On Being a Movie Star

I was watching The Cleaner last night waiting for my husband to get home from work. It had been kind of a sad, blah day; sort of grey. I usually don’t watch a whole lot of TV but yesterday I had it on nearly the entire day.

If you don’t know the show, it’s about this ex-addict who’s been given a mission from God to save addicts. So he and his team do these elaborate interventions that are just not anything a real ex-addict would do, whether they were on a mission or not. Whatever. If you’re going to watch TV and enjoy it, you have to have a willing suspension of disbelief. Still, it’d be okay with me if they completely dropped the whole god shtick but at least they don’t have Him talking back to the guy. 

So last week one of the team members was in a situation where he had to hit the pipe to prove he wasn’t a cop. That whole scene required a really big dose of gullibility on my part so I was quite surprised when I started crying for the guy. This week there was a scene where a scumbag “boyfriend” is paying a 17 year old to strip while he video tapes her. And here’s the funny thing. I cried and cried for that character smoking meth, which is something I’ve never done. (There’s no personal merit in that, meth didn’t exist when I was drinking and drugging.) I didn’t shed a tear for the character being video taped. 

Which is funny because when I was 12, the exact same thing happened to me. Well, it was a little different. It wasn’t a boyfriend, it was just some old man. He was camping with his granddaughter, who was about 7 at the same place I was camping with my grandparents. I got money, not drugs. He was going to pay me $300 to take off my bathing suit on camera but I only got $150 because I didn’t take my bottoms off.

It wasn’t like he forced me or anything. It was my choice, my decision, my fault.

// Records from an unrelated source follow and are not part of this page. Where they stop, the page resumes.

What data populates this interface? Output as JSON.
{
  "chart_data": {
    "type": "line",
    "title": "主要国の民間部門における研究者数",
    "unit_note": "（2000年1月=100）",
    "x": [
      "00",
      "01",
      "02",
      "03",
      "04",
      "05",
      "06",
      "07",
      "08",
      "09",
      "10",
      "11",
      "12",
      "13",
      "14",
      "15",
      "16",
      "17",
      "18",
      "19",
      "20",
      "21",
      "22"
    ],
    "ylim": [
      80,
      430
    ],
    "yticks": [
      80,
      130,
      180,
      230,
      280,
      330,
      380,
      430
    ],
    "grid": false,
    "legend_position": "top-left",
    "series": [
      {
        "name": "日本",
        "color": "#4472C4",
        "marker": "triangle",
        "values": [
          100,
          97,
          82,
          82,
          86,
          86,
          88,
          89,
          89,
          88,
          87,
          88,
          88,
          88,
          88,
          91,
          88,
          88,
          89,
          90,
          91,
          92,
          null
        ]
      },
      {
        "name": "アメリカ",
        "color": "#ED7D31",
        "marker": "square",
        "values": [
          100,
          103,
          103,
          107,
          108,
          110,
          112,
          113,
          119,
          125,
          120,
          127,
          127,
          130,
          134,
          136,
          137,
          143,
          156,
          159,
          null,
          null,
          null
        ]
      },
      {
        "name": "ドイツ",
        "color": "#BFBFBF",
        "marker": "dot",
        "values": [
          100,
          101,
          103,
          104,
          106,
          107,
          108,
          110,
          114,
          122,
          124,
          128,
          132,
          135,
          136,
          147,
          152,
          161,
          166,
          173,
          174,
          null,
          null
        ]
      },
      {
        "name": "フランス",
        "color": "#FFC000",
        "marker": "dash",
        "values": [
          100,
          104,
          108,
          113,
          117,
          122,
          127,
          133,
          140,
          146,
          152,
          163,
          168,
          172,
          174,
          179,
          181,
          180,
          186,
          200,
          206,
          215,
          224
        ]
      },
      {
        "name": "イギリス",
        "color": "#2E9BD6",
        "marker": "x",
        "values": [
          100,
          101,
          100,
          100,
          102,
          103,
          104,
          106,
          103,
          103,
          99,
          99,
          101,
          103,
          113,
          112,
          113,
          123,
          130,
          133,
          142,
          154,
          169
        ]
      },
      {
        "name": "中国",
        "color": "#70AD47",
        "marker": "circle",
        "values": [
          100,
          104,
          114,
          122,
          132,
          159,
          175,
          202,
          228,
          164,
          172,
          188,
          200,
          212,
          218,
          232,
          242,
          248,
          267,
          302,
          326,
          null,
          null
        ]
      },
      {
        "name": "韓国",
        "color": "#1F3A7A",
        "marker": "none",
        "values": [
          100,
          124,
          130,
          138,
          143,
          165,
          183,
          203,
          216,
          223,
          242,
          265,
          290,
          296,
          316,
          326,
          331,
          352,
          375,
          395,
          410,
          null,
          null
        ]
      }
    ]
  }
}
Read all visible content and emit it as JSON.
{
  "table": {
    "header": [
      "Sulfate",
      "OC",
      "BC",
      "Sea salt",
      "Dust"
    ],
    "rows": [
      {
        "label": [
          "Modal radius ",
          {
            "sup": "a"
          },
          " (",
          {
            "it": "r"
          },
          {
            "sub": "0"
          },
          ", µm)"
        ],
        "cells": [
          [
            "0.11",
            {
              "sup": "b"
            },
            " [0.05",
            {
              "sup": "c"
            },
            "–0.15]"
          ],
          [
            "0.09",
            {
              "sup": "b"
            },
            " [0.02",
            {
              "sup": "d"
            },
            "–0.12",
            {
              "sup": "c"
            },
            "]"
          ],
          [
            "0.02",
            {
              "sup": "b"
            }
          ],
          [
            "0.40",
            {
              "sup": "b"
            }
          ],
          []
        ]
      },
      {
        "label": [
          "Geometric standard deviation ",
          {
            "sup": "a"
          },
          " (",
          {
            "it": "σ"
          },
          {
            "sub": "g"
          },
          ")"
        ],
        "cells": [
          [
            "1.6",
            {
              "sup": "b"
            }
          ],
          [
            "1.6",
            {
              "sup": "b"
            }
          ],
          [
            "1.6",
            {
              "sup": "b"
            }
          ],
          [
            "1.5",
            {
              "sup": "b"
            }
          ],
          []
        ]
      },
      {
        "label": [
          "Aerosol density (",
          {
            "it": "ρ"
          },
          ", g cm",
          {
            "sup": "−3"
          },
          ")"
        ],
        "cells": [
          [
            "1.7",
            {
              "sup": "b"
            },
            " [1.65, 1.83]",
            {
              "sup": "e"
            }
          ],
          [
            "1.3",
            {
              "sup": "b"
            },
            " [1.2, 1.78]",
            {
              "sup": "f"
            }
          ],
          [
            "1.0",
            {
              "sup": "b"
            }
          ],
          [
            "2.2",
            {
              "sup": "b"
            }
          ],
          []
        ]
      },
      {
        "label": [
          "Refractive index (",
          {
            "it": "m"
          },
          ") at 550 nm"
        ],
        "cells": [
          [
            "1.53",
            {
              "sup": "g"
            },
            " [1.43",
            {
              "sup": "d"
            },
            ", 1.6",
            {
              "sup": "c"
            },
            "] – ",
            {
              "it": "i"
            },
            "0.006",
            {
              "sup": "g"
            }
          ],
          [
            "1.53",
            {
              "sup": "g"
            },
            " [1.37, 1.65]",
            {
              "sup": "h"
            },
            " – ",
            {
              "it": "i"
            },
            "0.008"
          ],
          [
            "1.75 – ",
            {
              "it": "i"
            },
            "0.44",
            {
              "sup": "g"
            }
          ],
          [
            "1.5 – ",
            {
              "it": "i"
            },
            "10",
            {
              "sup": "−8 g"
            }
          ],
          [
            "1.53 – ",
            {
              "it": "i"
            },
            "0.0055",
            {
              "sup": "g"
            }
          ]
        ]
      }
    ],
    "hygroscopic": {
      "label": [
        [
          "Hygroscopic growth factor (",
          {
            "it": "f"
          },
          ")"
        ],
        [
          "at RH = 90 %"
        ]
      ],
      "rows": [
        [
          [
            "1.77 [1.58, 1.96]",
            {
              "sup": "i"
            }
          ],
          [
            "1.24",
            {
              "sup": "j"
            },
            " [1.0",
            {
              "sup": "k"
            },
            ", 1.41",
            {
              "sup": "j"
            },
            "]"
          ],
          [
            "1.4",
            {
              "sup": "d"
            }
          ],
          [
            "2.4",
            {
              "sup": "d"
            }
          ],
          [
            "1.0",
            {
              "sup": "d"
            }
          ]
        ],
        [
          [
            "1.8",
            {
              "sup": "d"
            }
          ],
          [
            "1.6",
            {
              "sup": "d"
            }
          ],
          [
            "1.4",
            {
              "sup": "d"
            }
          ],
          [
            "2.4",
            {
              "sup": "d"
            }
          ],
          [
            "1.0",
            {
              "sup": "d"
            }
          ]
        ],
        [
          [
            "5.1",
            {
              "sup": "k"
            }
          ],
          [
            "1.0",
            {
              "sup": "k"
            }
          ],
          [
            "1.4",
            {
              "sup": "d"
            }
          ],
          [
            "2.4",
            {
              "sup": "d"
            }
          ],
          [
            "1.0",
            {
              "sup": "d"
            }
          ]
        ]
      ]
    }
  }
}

I’m not sad about it at all. I don’t feel sorry, ashamed, abused, hurt, wronged, or anything. I feel nothing at all. In fact, I haven’t thought about this incident in years. I didn’t forget it, I just didn’t remember it.

That numb feeling worries me a bit. I have a daughter who is 12. And when I think of that happening to her, my head feels like it’s going to explode. There’s just not enough room in my head to contain that much rage.

It reminds me of treatment where I was explaining my sexual timeline. After I was done, my therapist asked me to talk a little more about my grandfather’s hugs. I sort of rolled my eyes, thinking here we go. She’s going to make a mountain out of a molehill, all my problems are because I didn’t get a little red tricycle when I was three, etc. When she very gently asked what I’d do if someone hugged my daughter like that (I could swear she had tears in her eyes) I got that same head exploding feeling that I have now.

In a sort of detached way, I wonder what I’m going to do about it. If past experience holds true, by the end of the day every cell in my body will be screaming for sex. I’ll crave a nice cold Guinness and a Marlboro Light, but mostly I’ll need sex.

Blech. Maybe this time it’ll be different. But just in case, I’m planning to make the goddamn two hour drive to get to a meeting where I’m going to hear everyone else share about how God keeps them sober. Until then, I’m going to enjoy this Pink Floyd feeling: I have become comfortably numb.


One comment

  1. I do watch a lot of TV (an old habit) and I was a fan of Benjamin Bratt from his Law & Order days. I didn’t know what this show was about and now I’m pissed I haven’t seen it.

    I think your detachment, your numbness, is a way of keeping the rage at bay. We all could explode from rage at the traumas we’ve experienced, if we let ourselves. Just don’t numb yourself too deeply.